People Like Us & Wobbly People Like Us & WobblyMusic For The Fire
I am fascinated by Vicki Bennett’s universe. For me, she’ll always be a big girl who refuses to give up her world of fairies and fantasy, a world that also has its ironic side, of course—if not, she wouldn’t be a big girl. I love how she takes a discipline that is so complex and secluded in the ghettos of experimental music like plunderphonics to familiar, fun ground, where you reach a moment that it’s so wonderful that it wraps you up so much that you entirely forget the suffering and hours of work that it must take to find the audio-collage pieces and put them together. Both Vicki Bennett (that is to say, People Like Us) and Jon Leidecker (alias Wobbly, another veteran activist of plunderphonics based in San Francisco) work on the same wavelength, and they have appeared together live or in studio sampling jams on more than one occasion. “Music for the Fire”, was bound to happen sooner or later. It’s a logical consequence of their working dynamics, which consist of reviewing dialogues from old films, soundtracks, albums of spoken word, and all sorts of sound detritus that popular culture has produced, then cutting them into little strips or specks of sound and making them into a bigger patchwork.
What role does this “Music for the Fire” play in the curriculum of People Like Us after twenty years of work? In reality, it is one more piece in a strict, coherent line of work that the British audio-artist has not strayed from. For Wobbly, it might be a foray into more pop terrain –his interpretation of plunderphonics has always been closer to that of the pioneers John Oswald and Negativland, with a more punk intention, challenging copyright laws, reclaiming the free use of music as if it were oxygen suspended in the air that, once organically processed, can be transformed into energy. Wobbly has always been noisier and more urban—I would like to recommend “Wild Why” (Tigerbeat6, 2002), a frenetic album built from sampled syllables of radio broadcasts of rappers and R&B vocalists. He has never wanted to be as melodic and nostalgic as Bennett, but sooner or later they were bound to reach an agreement. Like the tag line of “Lost” says, “destiny calls.”

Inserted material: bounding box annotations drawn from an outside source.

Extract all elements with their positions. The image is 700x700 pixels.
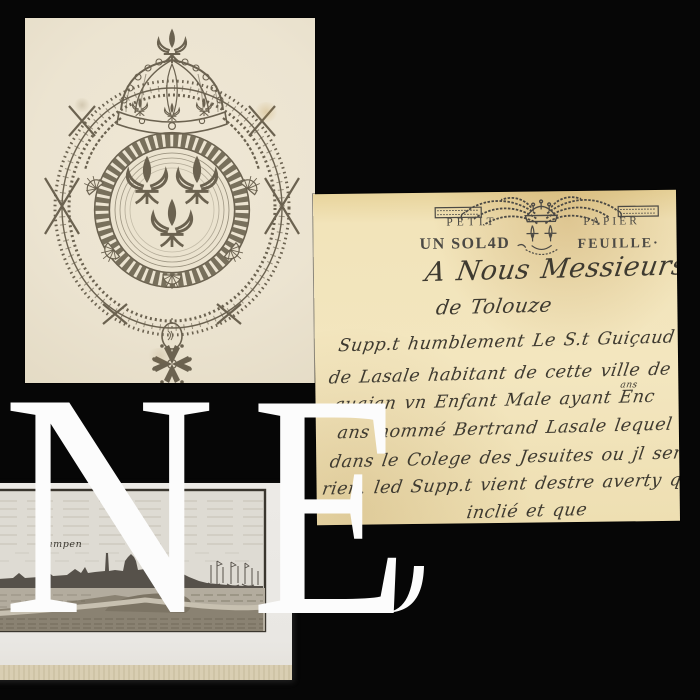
overlay-letter-e: E	[251, 329, 409, 683]
collage-stage: PETIT PAPIER UN SOL4D FEUILLE· A Nous Me…	[0, 0, 700, 700]
overlay-letter-n: N	[2, 328, 216, 682]
overlay-letters: N E	[0, 0, 700, 700]
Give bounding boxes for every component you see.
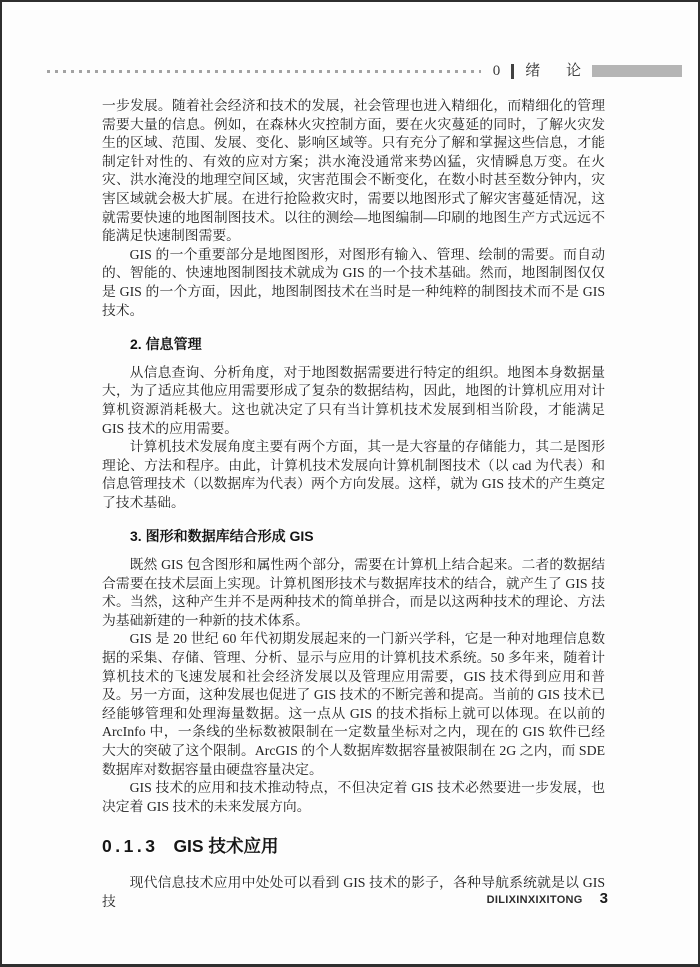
section-title: GIS 技术应用 [173,837,278,856]
paragraph: 从信息查询、分析角度，对于地图数据需要进行特定的组织。地图本身数据量大，为了适应… [102,364,605,438]
subsection-heading-info-management: 2. 信息管理 [102,335,605,354]
subsection-heading-graphics-database-gis: 3. 图形和数据库结合形成 GIS [102,527,605,546]
running-title: DILIXINXIXITONG [487,894,583,906]
dotted-rule [47,70,481,73]
chapter-header: 0 绪 论 [47,62,682,80]
section-heading-gis-applications: 0.1.3 GIS 技术应用 [102,837,605,856]
paragraph: 计算机技术发展角度主要有两个方面，其一是大容量的存储能力，其二是图形理论、方法和… [102,438,605,512]
page-number: 3 [600,890,608,907]
header-gray-bar [592,65,682,77]
page-body: 一步发展。随着社会经济和技术的发展，社会管理也进入精细化，而精细化的管理需要大量… [102,97,605,911]
chapter-title: 绪 论 [525,64,592,79]
paragraph: GIS 的一个重要部分是地图图形，对图形有输入、管理、绘制的需要。而自动的、智能… [102,246,605,320]
paragraph: GIS 是 20 世纪 60 年代初期发展起来的一门新兴学科，它是一种对地理信息… [102,630,605,779]
section-number: 0.1.3 [102,837,158,856]
book-page: 0 绪 论 一步发展。随着社会经济和技术的发展，社会管理也进入精细化，而精细化的… [0,0,700,967]
page-footer: DILIXINXIXITONG 3 [487,890,608,907]
paragraph-continued: 一步发展。随着社会经济和技术的发展，社会管理也进入精细化，而精细化的管理需要大量… [102,97,605,246]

What has helped them reach a consensus is the live show. Wobbly and People Like Us have performed together on several occasions, and part of this previously-worked-on, or also improvised material, is what has given a final body to “Music for the Fire”. The album warns you from the start, from its very title, that it should be consumed in a living room, if possible with a fire crackling in the hearth —it’s summer, so the timing is wrong, although the intention is good— as if you were getting ready to enter an incredible fantasy from a book, television broadcast, or an old film. The avalanche of samples is so boundless that you can only describe the album based on general impressions: there are recognisable or familiar samples—just right off the bat I can identify some piano notes from the later Nina Simone, Lionel Ritchie’s falsetto, the spiritual voice of Nusrat Fateh Ali Khan , and (I would swear) the soundtrack of “Quo Vadis” (and if it’s not “Quo Vadis”, it’s “Ben-Hur” or some other majestic peplum). There is jazz and 40’s children’s music, soul, noise, bucolic ambient, voices that speak for half a second, backwards folk, and TV theme songs like “The Twilight Zone” (plus tons of flashes of AOR rock and spoken word transcribed in the libretto that comes with the CD, and which seems like a Lewis Carroll story, although the technique is pure cut-up). There is, definitively, everything that spins around the universe of Vicki Bennett, the big girl, a fascinating universe that is a regressive sound fiction, the re-imagination of a lost, enchanted past (as well as the nightmare of any lawyer specialising in copyrights). For both of them, it is one of their most baroque, yet also most accessible albums. Like The Beach Boys said, “Good vibrations.”